Berichten zufolge hatte der Beschuldigte am Wochenende versucht, sich eine Waffe zu beschaffen, um während der Feierlichkeiten zu Ehren von Australiens Kriegstoten ein Attentat zu verüben.

Justizminister Michael Keenan sprach von einem "beunruhigenden Szenario", das die derzeitige Terrorgefahr in Australien widerspiegele. Dem Jugendlichen droht bei Verurteilung eine lebenslange Haftstrafe. Die Sicherheitsmaßnahmen für die Anzac-Zeremonien wurden verschärft.

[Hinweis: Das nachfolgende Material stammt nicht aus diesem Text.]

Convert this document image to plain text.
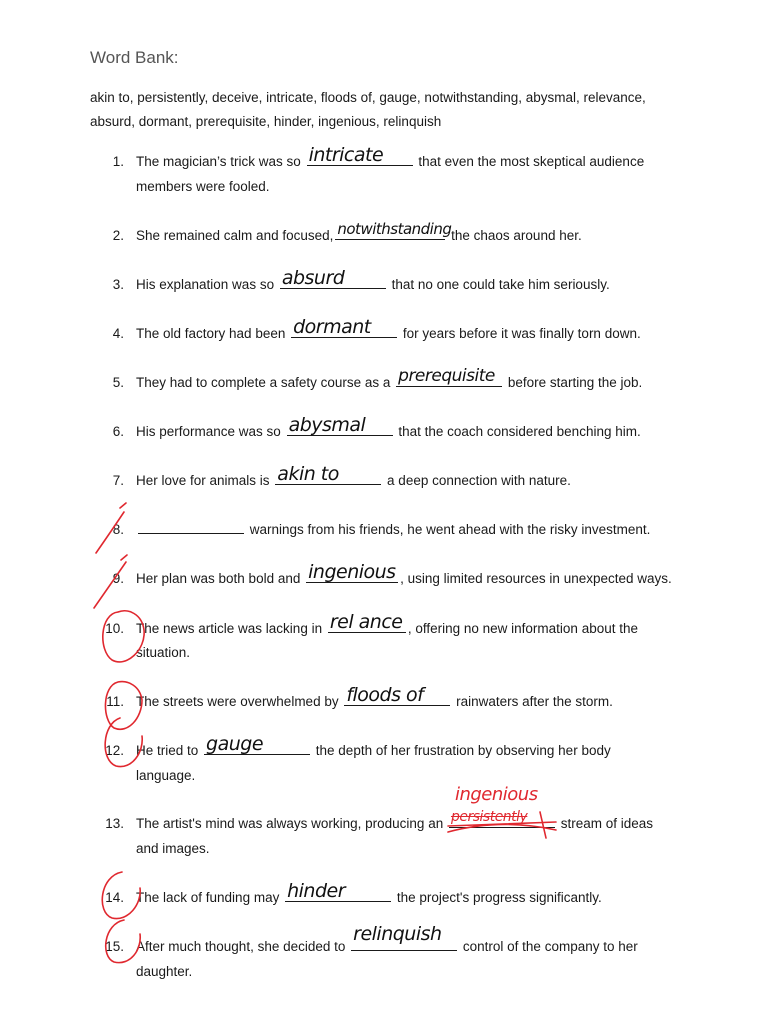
Word Bank:
akin to, persistently, deceive, intricate, floods of, gauge, notwithstanding, abysmal, relevance,
absurd, dormant, prerequisite, hinder, ingenious, relinquish
1. The magician’s trick was so intricate that even the most skeptical audience
members were fooled.
2. She remained calm and focused, notwithstanding
the chaos around her.
3. His explanation was so absurd	that no one could take him seriously.
4. The old factory had been dormant for years before it was finally torn down.
5. They had to complete a safety course as a prerequisite before starting the job.
6. His performance was so abysmal that the coach considered benching him.
7. Her love for animals is akin to	a deep connection with nature.
8.	warnings from his friends, he went ahead with the risky investment.
9. Her plan was both bold and ingenious , using limited resources in unexpected ways.
10. The news article was lacking in rel ance , offering no new information about the
situation.
11. The streets were overwhelmed by floods of rainwaters after the storm.
12. He tried to gauge	the depth of her frustration by observing her body
language.
13. The artist's mind was always working, producing an persistently
ingenious
stream of ideas
and images.
14. The lack of funding may hinder	the project's progress significantly.
15. After much thought, she decided to
relinquish
control of the company to her
daughter.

Australien und Neuseeland erinnern am 25. April an die Schlacht von Gallipoli im Ersten Weltkrieg. Die Entente-Mächte hatten im Jahr 1915 eine Offensive begonnen, um die türkische Halbinsel an der Meerenge der Dardanellen zu erobern und von dort nach Istanbul vorzustoßen. Die osmanischen Truppen schlugen den Vorstoß aber nach erbitterten Kämpfen mit Hilfe ihrer deutschen Verbündeten zurück.

Auf beiden Seiten starben in dem neunmonatigen Konflikt Zehntausende Soldaten, darunter rund 8700 Australier und 2800 Neuseeländer.